In den letzten Jahren seines Lebens sprach Johann Wolfgang von Goethe mit Johann Peter Eckermann. Dieser schrieb diese Erzählungen auf und veröffentlichte sie im Jahre 1836. Unter dem Datum 29. Februar 1824 vermerkt Eckermann:
„Darauf erzählte mir Goethe die Nachricht von dem Tode Eugene Napoleons (Herzog von Leuchtenberg), die diesen Morgen eingegangen, welcher Fall ihn tief zu betrüben schien. „Er war einer von den großen Charakteren, sagte Goethe, die immer seltener werden, und die Welt ist abermals um einen bedeutenden Menschen ärmer.“
Daraus kann man schon erkennen, dass Eugen in den Augen Goethes großes Ansehen genoss. Weiter schreibt Eckermann:
„Ich kannte ihn persönlich; noch vorigen Sommer war ich mit ihm in Marienbad zusammen. Er war ein schöner Mann von etwa zwei und vierzig Jahren, aber er schien älter zu sein, und das war kein Wunder, wenn man bedenkt, was er ausgestanden und wie in seinem Leben sich ein Feldzug und eine große Tat auf die andere drängte.“
Ein Punkt muss Goethe aber in besonderer Erinnerung geblieben sein: Der Ludwigskanal.
"Er teilte mir in Marienbad einen Plan mit, über dessen Ausführung er viel mit mir verhandelte. Er ging nämlich damit um, den Rhein mit der Donau durch einen Kanal zu vereinigen. Ein riesenhaftes Unternehmen! Wenn man die widerstrebende Lokalität bedenkt. Aber jemandem, der unter Napoleon gedient und mit ihm die Welt erschüttert hat, erscheint nichts unmöglich. Karl der Große hatte schon densel¬ bigen Plan und ließ auch mit der Arbeit anfangen, allein das Unternehmen geriet bald ins Stocken: der Sand wollte nicht Stich halten, die Erdmassen fielen von beiden Seiten immer wieder zusammen.“
Eugen war wohl schon mit diesem Projekt vertraut, als Napoleon I. im Jahre 1800 zwei Ingenieure mit einer Machbarkeitsstudie beauftragte und nach Bayern schickte. Napoleon hatte Erfahrung mit Kanälen. In Frankreich ließ er mehrere erbauen, am bekanntesten ist wohl der Nordkanal, der Antwerpen über die Maas mit dem Rhein verbinden sollte.

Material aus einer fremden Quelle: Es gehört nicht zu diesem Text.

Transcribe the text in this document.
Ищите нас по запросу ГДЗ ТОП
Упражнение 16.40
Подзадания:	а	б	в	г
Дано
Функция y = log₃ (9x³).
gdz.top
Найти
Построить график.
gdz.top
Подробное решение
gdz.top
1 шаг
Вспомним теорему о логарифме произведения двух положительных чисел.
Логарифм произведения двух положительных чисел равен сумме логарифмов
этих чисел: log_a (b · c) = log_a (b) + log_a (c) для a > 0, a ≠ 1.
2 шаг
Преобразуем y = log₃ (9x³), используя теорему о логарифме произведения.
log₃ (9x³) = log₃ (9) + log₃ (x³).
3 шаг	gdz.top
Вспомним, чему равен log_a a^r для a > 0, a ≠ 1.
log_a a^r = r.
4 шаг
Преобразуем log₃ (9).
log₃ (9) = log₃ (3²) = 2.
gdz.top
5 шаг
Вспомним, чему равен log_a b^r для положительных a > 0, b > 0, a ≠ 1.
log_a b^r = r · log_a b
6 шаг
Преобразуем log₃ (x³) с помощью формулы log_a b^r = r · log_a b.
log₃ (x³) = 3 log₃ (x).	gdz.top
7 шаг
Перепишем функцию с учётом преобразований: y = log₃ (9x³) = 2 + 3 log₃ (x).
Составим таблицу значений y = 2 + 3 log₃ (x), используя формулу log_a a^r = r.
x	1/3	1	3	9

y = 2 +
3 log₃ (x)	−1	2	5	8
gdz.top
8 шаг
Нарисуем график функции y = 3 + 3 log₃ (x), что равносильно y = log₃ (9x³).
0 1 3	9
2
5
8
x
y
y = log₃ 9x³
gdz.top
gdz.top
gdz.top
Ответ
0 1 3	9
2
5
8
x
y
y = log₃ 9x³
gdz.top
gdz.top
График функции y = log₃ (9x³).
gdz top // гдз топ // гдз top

Aber auch Eugen war mit dem Bau von Kanälen vertraut, entstand doch in seiner Regierunszeit in Italien der Kanal von Mailand nach Pavia.
Als Eugen schon in München weilte, beauftragte das bayerische Finanzministerium im Jahre 1818 Heinrich Freiherr von Pechmann einen möglichen Kanalbau zu untersuchen. Doch der Landtag war zerstritten und das Projekt wurde zurückgestellt. Goethes Aussagen lassen den Schluss zu, dass sich Eugen danach ernsthaft damit befasst hat. Leider sind keinerlei Unterlagen, wie Notizen, Skizzen oder Pläne von Eugen bekannt.
Für Eugen wäre ein Kanal über Beilngries, so wie er heute besteht, hochinteressant gewesen. Liegt doch sein Schloss Hirschberg am östlichen Rand seines Fürstentums und er hätte damit einen Zugang zum Kanal gehabt.
Foto: Hager / Hoedt, Eichstätt
Im Vordergrund Schloss Hirscherg,
dahinter Beilngries und der Kanal
Eugen starb 1824 und ein Jahr später wurde Kronprinz Ludwig König von Bayern. Vielleicht war es gerade seine Ablehnung gegenüber Eugen, dass er sich dessen Plan zum Bau eines Kanals annahm. Denn bereits ein Jahr später wurde mit den Planungen begonnen. Letztendlich wurde der Kanal unter großer Einflussnahme durch König Ludwig I. erbaut und 1845 feierlich eingeweiht.